If You Have to Have Ice In Your Whisky, Make it Antarctica Glacier Ice
Whisky in Antarctica
In March, I boarded a ship to Antarctica to shoot a documentary on climate change. The Ocean Endeavor departed from Ushuaia, on the southernmost tip of Argentina, and sailed around West Antarctica for 10 days.
My fellow passengers were a strange mix of scientists, tourists, and climate-change campaigners. As I watched the ship fuel up in Ushuaia, I worried about my sea legs. The furthest I’d sailed so far was the ferry from Dover to Calais. Crossing the Drake Passage—the body of water between Cape Horn, Chile, and West Antarctica—has been described as similar to being inside a washing machine, as the rough waves of the Southern Ocean squeeze through the bottlenecked passage. But it was the only way through.
So, for two days, as the ship heaved up-and-down and side-to-side and my stomach followed suit, I told myself it was a small price to pay for visiting the driest, windiest, coldest place on earth. We finally reached calm waters, and Half Moon Island. Six days of landings on the South Shetland Islands followed.
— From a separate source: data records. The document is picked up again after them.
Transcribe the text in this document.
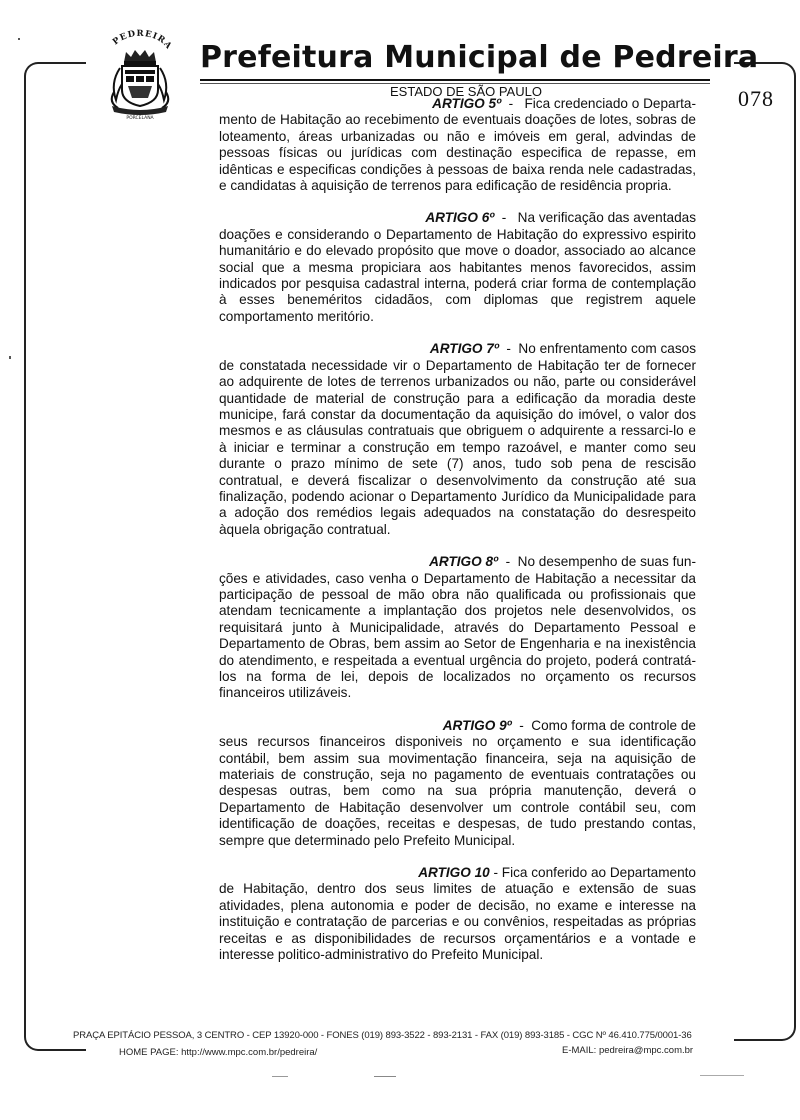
PEDREIRA
PORCELANA
Prefeitura Municipal de Pedreira
ESTADO DE SÃO PAULO	078
ARTIGO 5º  -   Fica credenciado o Departa-
mento de Habitação ao recebimento de eventuais doações de lotes, sobras de loteamento, áreas urbanizadas ou não e imóveis em geral, advindas de pessoas físicas ou jurídicas com destinação especifica de repasse, em idênticas e especificas condições à pessoas de baixa renda nele cadastradas, e candidatas à aquisição de terrenos para edificação de residência propria.
ARTIGO 6º  -   Na verificação das aventadas
doações e considerando o Departamento de Habitação do expressivo espirito humanitário e do elevado propósito que move o doador, associado ao alcance social que a mesma propiciara aos habitantes menos favorecidos, assim indicados por pesquisa cadastral interna, poderá criar forma de contemplação à esses beneméritos cidadãos, com diplomas que registrem aquele comportamento meritório.
ARTIGO 7º  -  No enfrentamento com casos
de constatada necessidade vir o Departamento de Habitação ter de fornecer ao adquirente de lotes de terrenos urbanizados ou não, parte ou considerável quantidade de material de construção para a edificação da moradia deste municipe, fará constar da documentação da aquisição do imóvel, o valor dos mesmos e as cláusulas contratuais que obriguem o adquirente a ressarci-lo e à iniciar e terminar a construção em tempo razoável, e manter como seu durante o prazo mínimo de sete (7) anos, tudo sob pena de rescisão contratual, e deverá fiscalizar o desenvolvimento da construção até sua finalização, podendo acionar o Departamento Jurídico da Municipalidade para a adoção dos remédios legais adequados na constatação do desrespeito àquela obrigação contratual.
ARTIGO 8º  -  No desempenho de suas fun-
ções e atividades, caso venha o Departamento de Habitação a necessitar da participação de pessoal de mão obra não qualificada ou profissionais que atendam tecnicamente a implantação dos projetos nele desenvolvidos, os requisitará junto à Municipalidade, através do Departamento Pessoal e Departamento de Obras, bem assim ao Setor de Engenharia e na inexistência do atendimento, e respeitada a eventual urgência do projeto, poderá contratá-los na forma de lei, depois de localizados no orçamento os recursos financeiros utilizáveis.
ARTIGO 9º  -  Como forma de controle de
seus recursos financeiros disponiveis no orçamento e sua identificação contábil, bem assim sua movimentação financeira, seja na aquisição de materiais de construção, seja no pagamento de eventuais contratações ou despesas outras, bem como na sua própria manutenção, deverá o Departamento de Habitação desenvolver um controle contábil seu, com identificação de doações, receitas e despesas, de tudo prestando contas, sempre que determinado pelo Prefeito Municipal.
ARTIGO 10 - Fica conferido ao Departamento
de Habitação, dentro dos seus limites de atuação e extensão de suas atividades, plena autonomia e poder de decisão, no exame e interesse na instituição e contratação de parcerias e ou convênios, respeitadas as próprias receitas e as disponibilidades de recursos orçamentários e a vontade e interesse politico-administrativo do Prefeito Municipal.
PRAÇA EPITÁCIO PESSOA, 3 CENTRO - CEP 13920-000 - FONES (019) 893-3522 - 893-2131 - FAX (019) 893-3185 - CGC Nº 46.410.775/0001-36
HOME PAGE: http://www.mpc.com.br/pedreira/	E-MAIL: pedreira@mpc.com.br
During our various trips from ship to island, which we made in tiny zodiac boats so we wouldn’t disturb the wildlife, the ship’s crew informed us that it was tradition to collect glacier ice from the sea. (Not for scientific reasons, but because it was nice to have glacier ice with your whisky.) We unfurled a small fishing net and hauled a nearby floating chunk onto the boat.
As the end of the trip approached, the return journey through the Drake Passage loomed. But before that, a rite of passage awaited: the Polar Plunge, for those who have made it to Antarctica by ship. All I had to do was jump from the boat into Antarctic waters. Without a wetsuit.
I was reluctant, but after some good-old peer pressure and the prospect of a post-plunge whisky I lined up, and dove headfirst into water so dark it resembled black ink. My body felt like it was being stuck by thousands of pins. When I surfaced, I took a gasp so big it felt like my lungs were bottomless. I clambered out and scuttled to the bar to meet my fellow plungers.
The Nautilus Bar was on the top deck, with almost-panoramic windows so you couldn’t forget you were drinking at the South Pole. It was busy. Fellow plungers in bathrobes toasted each other. And there, atop the counter on a plinth, was the glacier ice we’d fished out of the water, glistening under the light. It was about time to upgrade from my cranberry juice and test it out.
“Whisky, big. On the rocks.”
The barman duly chiseled a chunk off and plopped it in my tumbler. I took a sip. It was cold—and salty.